One of humanity's earliest mathematical inquiries might have involved the geometric patterns in plants. The arrangement of leaves on a branch, seeds in a sunflower, and spines on a cactus appear with an intriguing regularity, providing a simple demonstration of mathematically complex patterns.

In a recent study, researchers have experimentally demonstrated for the first time a celebrated model of "phyllotaxis," the study of mathematical regularities in plants. In 1991, S.L. Levitov proposed a model of phyllotaxis suggesting that the appearance of the Fibonacci sequence and golden mean in the pattern of spines on a cactus can be replicated for cylindrically constrained, repulsive objects. Now, researchers have constructed a "magnetic cactus" with 50 outward-pointing magnets acting as spines, which are mounted on bearings and free to rotate on a vertical axis acting as the plant stem. With this setup, the researchers, from Los Alamos National Laboratory in New Mexico; Cornell University in Ithaca, New York; and The Pennsylvania State University (PSU), have verified Levitov's model, and their study has been published in a recent issue of Physical Review Letters.

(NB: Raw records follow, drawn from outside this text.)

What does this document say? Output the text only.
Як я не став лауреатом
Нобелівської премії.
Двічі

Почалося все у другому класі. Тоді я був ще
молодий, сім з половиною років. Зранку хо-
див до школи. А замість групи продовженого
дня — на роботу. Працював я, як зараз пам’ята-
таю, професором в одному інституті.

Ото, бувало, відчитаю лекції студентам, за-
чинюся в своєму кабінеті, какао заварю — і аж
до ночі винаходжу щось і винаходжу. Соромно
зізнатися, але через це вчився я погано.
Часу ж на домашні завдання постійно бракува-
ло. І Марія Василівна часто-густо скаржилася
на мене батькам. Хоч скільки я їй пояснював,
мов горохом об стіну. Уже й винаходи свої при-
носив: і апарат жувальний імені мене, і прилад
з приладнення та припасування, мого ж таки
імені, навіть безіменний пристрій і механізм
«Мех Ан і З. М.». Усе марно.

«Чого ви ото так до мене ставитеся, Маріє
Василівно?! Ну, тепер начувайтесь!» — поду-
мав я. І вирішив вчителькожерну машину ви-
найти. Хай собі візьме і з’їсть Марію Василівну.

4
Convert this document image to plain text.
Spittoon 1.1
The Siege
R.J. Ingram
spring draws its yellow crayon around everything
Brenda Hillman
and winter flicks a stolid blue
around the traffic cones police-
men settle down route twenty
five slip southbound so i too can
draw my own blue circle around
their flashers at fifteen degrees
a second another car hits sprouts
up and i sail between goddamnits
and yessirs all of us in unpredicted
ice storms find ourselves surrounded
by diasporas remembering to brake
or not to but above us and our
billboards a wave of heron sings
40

In their experiment, the researchers put the system in a low-energy state by mechanical agitation. Then the scientists observed as the magnets (spines) arranged to form phyllotactic spirals, generating a so-called Farey tree of unfavorable angles. The unfavorable angles are fractional multiples of 2π (i.e. 2πi/j, such as 2π/3, 4π/3, etc.). The spines on the magnetic cactus, like those on a plant, form a helix around the cylindrical stem by growing around these particular angles.